Onze kennis over impliciete theorieën van medewerkers om onderscheid te maken tussen moreel leiders enerzijds en amorele of immorele leiders anderzijds, is beperkt. Secundaire analyses van cross-cultureel leiderschapsonderzoek (Martin et al., 2009; Resick et al., 2006)2529 suggereren dat ook moreel leiderschap – net als leiderschap in het algemeen – diverse betekenissen en uitingsvormen kent in verschillende contexten. Op organisatie- en individueel niveau zijn er eveneens enkele studies die duiden op verschillen in verwachtingen van moreel leiderschap (Resick et al., 2009; Van den Akker et al., 2009)130. Zo blijkt dat medewerkers verschillen qua belang dat zij hechten aan altruïsme en aanmoediging van leiders, of aan wat een leidinggevende al dan niet doet in zijn of haar privétijd. Meer systematisch onderzoek ontbreekt evenwel. Een goed beeld van de verschillen in impliciete verwachtingen van moreel leiderschap, waar deze verwachtingen vandaan komen en in hoeverre ze daadwerkelijk een rol spelen bij moreel leiderschap, was er tot voor kort dus niet.

Vijf visies

In het kader van mijn promotieonderzoek (Heres, 2014) deed ik onderzoek naar de aard, oorsprong en invloed van de impliciete verwachtingen die medewerkers hebben van moreel leiderschap. Om beter zicht te krijgen op de overeenkomsten en verschillen in impliciete morele leiderschapstheorieën, is eerst een zogenaamde quasi-kwalitatieve Q-methodologische studie uitgevoerd. Voor deze studie werden aan 59 medewerkers en leidinggevenden, werkzaam in onder meer de zorg, overheid en bedrijfsleven, 44 kaartjes voorgelegd met daarop verschillende (morele) leiderschapskenmerken en -gedragingen. De focus lag daarbij niet zozeer op wat men ziet als wel of niet integer gedrag, maar juist op wat een leider moet doen en welke eigenschappen van belang zijn om integriteit in de organisatie te bewaken en bevorderen. Voorbeeldstellingen op deze kaartjes zijn onder meer ‘Een ethisch leider stelt zich kwetsbaar op door open te staan voor kritiek en te laten zien dat hij/zij soms ook fouten maakt’ en ‘Een ethisch leider spoort medewerkers aan om elkaar onderling aan te spreken op onacceptabel gedrag’. Vervolgens werd de deelnemers gevraagd de kenmerken en het gedrag op deze kaartjes te rangschikken naar belang voor moreel leiderschap, en hun keuze toe te lichten. Op grond van deze data zijn vijf ideaaltypische visies op moreel leiderschap geïdentificeerd (zie Box 1; voor een uitgebreide beschrijving zie Heres (2014)).
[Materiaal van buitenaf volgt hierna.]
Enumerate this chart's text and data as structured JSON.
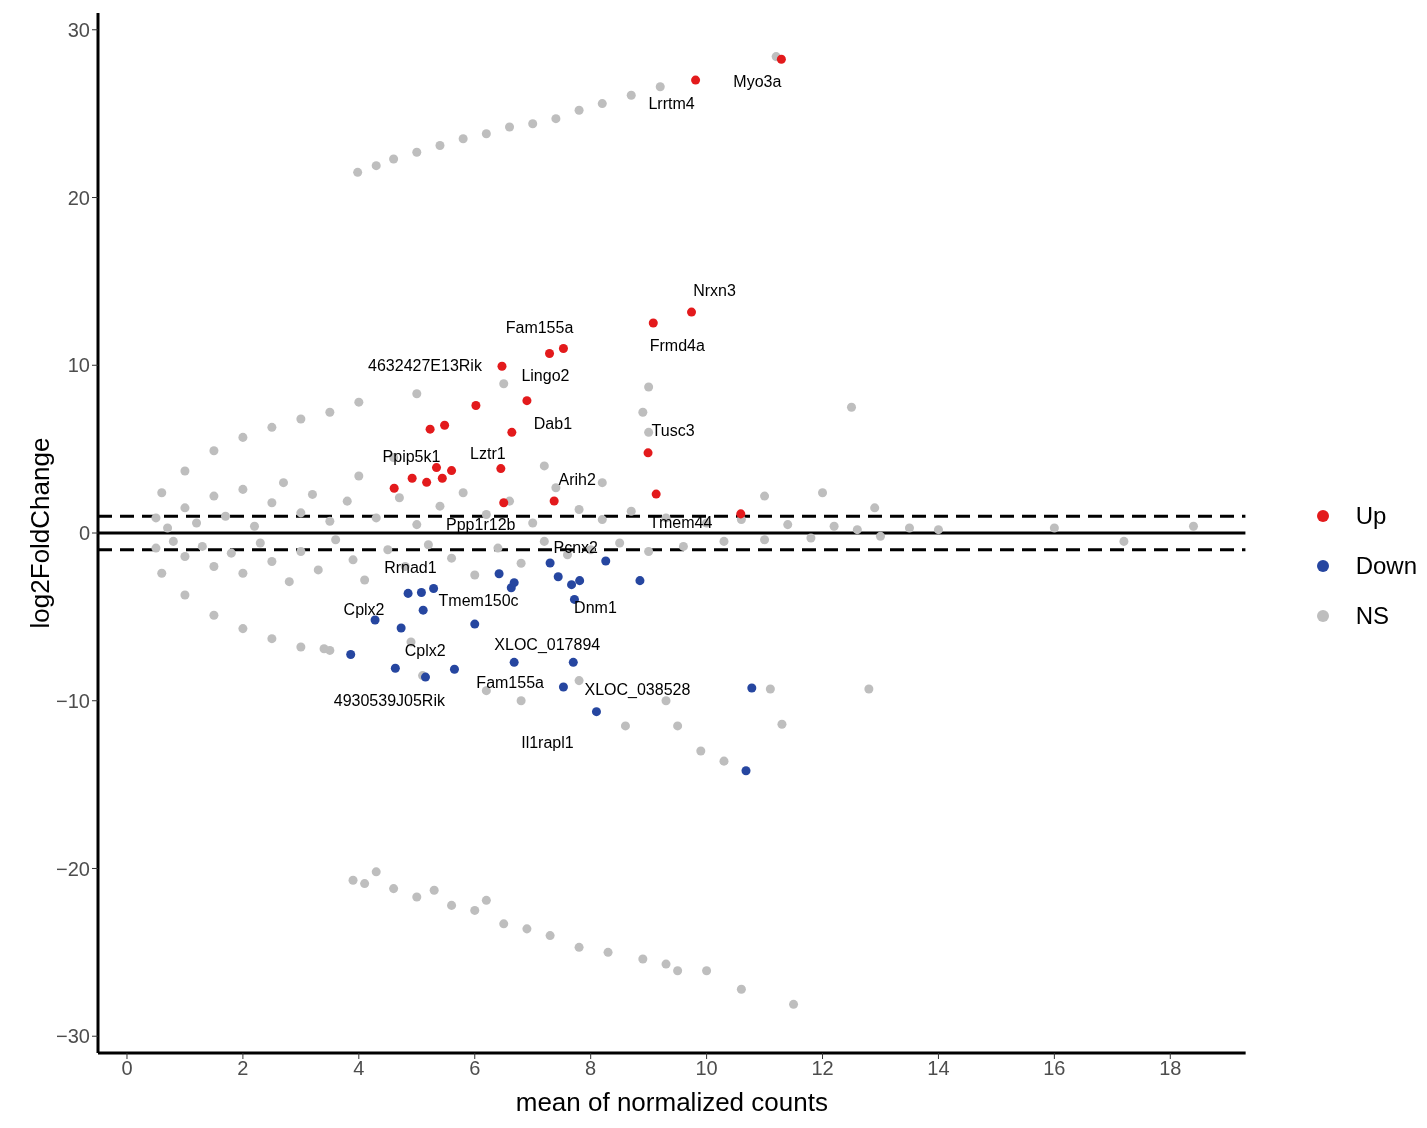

De vijf visies op moreel leiderschap zijn vervolgens breder onderzocht in drie surveystudies. De steekproeven betreffen (1) een sneeuwbal-sample ¹ van hogeropgeleide werkenden uit zowel de private als publieke sector (N=356); (2) leden van geselecteerde secties van het Nederlands Instituut van Psychologen (N=519; zie Box 2) en (3) medewerkers van een grote semipublieke organisatie ² (N=391).

In de vragenlijst werd onder meer een korte beschrijving gegeven van de vijf ideaaltypische visies op moreel leiderschap. Daarbij werd de deelnemers gevraagd aan te geven in hoeverre ieder van deze ideaaltypen overeenkomt met hun eigen ideaalbeeld van een moreel leider. Ook is gevraagd welke van de vijf visies het beste overeenkomt met de kenmerken en het gedrag dat zij waarnemen in hun eigen direct leidinggevende. Zo is een beeld verkregen van de impliciete morele leiderschapstheorieën van medewerkers en de mate waarin leidinggevenden aan die verwachtingen voldoen (zie tabel 1 en tabel 2).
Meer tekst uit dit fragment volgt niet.